PSE (plan de sauvegarde de l'emploi) ou PDV (plan de départs volontaires) ? Les salariés de Bouygues Telecom ne savent pas encore exactement ce qui les attend lors du comité central d'entreprise qui se tient mercredi prochain mais ils n'ignorent pas que la direction va détailler l'impact social du « plan de simplification », présenté en avril, et de la réorganisation qui en découle. Le PDG Olivier Roussat l'a confirmé lors d'une audition à la commission des affaires économiques du Sénat le 28 mai, dont le compte-rendu vient d'être publié : « nous devons réduire de façon drastique nos dépenses. Un comité d'entreprise exceptionnel se réunira le 11 juin : nous annoncerons des réductions d'emplois, condition pour continuer à vivre dans un monde à quatre opérateurs » a-t-il déclaré, en ajoutant « nous sommes exsangues. »

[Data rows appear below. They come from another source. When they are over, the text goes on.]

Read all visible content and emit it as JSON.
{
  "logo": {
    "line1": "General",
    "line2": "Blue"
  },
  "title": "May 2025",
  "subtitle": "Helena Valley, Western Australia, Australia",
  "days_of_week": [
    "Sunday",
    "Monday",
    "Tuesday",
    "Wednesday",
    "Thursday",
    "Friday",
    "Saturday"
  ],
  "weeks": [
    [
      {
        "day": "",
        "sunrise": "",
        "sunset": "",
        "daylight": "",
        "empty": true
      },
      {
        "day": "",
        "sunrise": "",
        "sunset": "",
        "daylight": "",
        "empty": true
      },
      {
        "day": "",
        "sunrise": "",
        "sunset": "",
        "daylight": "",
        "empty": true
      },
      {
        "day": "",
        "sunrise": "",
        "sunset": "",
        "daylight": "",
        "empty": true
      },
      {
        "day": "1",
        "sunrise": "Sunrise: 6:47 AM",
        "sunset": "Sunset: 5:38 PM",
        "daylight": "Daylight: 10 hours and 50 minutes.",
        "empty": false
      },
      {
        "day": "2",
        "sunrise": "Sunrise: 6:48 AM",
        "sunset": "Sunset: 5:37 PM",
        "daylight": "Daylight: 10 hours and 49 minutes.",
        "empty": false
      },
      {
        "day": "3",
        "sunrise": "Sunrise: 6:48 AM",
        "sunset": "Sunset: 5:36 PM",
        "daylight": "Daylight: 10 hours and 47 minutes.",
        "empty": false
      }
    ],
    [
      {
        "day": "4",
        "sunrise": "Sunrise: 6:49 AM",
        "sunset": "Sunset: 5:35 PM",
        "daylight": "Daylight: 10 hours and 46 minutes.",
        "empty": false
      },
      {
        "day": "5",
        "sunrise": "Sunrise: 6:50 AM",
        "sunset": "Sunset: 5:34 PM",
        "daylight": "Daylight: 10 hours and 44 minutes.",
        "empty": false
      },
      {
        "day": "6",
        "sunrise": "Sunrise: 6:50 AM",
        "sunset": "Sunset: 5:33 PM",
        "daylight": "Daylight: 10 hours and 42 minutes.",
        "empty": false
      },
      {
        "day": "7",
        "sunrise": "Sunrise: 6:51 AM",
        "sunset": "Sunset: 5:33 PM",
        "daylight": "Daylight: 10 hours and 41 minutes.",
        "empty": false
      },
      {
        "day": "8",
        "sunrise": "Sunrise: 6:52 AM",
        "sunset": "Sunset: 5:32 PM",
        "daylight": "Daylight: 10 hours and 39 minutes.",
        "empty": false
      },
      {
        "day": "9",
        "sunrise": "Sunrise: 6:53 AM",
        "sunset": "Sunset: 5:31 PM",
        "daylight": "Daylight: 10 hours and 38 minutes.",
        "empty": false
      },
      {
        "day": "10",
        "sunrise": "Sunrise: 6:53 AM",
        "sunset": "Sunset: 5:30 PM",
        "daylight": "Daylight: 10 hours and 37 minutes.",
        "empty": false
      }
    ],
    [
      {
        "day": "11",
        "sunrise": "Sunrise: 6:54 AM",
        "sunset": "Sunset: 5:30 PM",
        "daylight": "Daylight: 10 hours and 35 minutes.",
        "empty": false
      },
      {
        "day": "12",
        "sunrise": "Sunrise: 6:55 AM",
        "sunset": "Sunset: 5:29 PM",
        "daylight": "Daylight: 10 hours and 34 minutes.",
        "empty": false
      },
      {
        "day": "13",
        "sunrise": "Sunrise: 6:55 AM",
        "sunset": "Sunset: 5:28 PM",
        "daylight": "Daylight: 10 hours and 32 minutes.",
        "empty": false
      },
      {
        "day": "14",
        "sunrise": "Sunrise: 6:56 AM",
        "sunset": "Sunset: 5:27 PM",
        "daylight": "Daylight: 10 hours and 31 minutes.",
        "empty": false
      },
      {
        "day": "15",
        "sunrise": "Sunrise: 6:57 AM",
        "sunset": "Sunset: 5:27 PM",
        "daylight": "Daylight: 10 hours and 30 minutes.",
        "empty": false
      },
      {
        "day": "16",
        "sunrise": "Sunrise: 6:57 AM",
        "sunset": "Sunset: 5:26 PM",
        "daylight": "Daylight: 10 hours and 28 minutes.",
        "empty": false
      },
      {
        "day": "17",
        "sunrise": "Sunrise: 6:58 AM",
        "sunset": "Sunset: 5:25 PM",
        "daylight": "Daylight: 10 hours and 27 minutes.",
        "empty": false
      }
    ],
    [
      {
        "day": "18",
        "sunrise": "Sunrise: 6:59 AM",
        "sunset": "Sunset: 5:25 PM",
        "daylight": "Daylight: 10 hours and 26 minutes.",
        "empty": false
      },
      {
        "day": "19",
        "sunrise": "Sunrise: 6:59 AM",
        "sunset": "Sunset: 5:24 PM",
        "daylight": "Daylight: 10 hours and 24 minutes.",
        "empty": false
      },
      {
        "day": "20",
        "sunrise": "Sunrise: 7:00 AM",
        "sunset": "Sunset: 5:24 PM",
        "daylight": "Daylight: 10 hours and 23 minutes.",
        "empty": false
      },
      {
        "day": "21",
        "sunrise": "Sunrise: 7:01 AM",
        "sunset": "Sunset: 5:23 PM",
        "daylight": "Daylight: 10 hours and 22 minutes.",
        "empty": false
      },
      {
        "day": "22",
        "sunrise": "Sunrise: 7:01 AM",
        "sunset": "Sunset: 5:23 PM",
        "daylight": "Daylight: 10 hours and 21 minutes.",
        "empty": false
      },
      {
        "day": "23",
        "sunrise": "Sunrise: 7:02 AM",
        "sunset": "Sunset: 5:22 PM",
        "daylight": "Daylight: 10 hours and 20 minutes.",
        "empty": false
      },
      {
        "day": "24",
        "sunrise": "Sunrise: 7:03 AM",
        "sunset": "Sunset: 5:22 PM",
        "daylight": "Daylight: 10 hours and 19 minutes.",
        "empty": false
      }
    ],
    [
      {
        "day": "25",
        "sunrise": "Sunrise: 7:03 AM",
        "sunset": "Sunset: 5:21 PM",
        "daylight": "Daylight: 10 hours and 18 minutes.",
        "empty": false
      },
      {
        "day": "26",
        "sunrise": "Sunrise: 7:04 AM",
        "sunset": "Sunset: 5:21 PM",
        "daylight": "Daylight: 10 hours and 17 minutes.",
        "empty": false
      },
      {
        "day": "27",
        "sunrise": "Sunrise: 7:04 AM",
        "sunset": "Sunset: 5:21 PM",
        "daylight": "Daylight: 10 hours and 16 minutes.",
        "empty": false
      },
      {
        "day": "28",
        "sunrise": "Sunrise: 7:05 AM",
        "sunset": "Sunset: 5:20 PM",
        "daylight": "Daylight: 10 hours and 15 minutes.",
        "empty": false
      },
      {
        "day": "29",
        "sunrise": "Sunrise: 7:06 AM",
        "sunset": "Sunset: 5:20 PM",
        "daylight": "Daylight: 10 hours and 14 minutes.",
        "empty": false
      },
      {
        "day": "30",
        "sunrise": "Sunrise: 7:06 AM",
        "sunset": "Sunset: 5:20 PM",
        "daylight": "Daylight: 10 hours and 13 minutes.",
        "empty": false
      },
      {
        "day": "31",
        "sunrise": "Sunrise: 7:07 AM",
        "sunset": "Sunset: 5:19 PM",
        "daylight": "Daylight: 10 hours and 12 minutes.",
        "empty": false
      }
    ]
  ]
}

Echec de l'offre sur SFR et la 4G pas à la hauteur des espérances
Y aura-t-il 1.500 ou 2.000 suppressions de postes sur un peu plus de 9.000 salariés comme évoqué par un directeur en interne puis dans la presse ? Plus d'un millier sans doute au minimum, selon les responsables syndicaux, qui anticipent un plan social plus drastique que le PDV de l'été 2012 (550 emplois). L'information devrait leur être communiquée mercredi après-midi avant d'être rendue publique en soirée. « Notre objectif est d'économiser un milliard par an d'ici trois ans : c'est énorme, pour un chiffre d'affaires de 4 milliards d'euros » a expliqué le PDG devant les sénateurs. Il a également dressé un constat sombre de la situation de l'opérateur : « pour ce qui concerne Bouygues Telecom, aujourd'hui, nos résultats nous placent au quatrième rang » a-t-il reconnu, Free l'ayant dépassé en nombre d'abonnés cumulés (fixe et mobile) et en chiffre d'affaires au premier trimestre.
« Nous sommes confrontés à un problème de taille critique. Pour faire face à nos coûts fixes, c'est-à-dire à l'extension du réseau, il nous faut plus de clients, d'où notre offre de rachat de SFR, qui a échoué. Les résultats en matière de 4G n'ont pas été à la hauteur de nos espérances, l'un de nos concurrents ayant décidé en décembre dernier de galvauder la 4G en proposant un abonnement à 20 euros » a déclaré Olivier Roussat.
En perte opérationnelle de 19 millions d'euros au premier trimestre, Bouygues Telecom « doit donc se réformer pour changer de modèle, car il n'est pas possible de vivre durablement avec des résultats négatifs » insiste le PDG : « nous avons décidé de nous organiser par nous-mêmes pour survivre avec moins de revenus, en réduisant sensiblement la taille de l'entreprise, ce qui aura donc des conséquences sur l'emploi, hélas. »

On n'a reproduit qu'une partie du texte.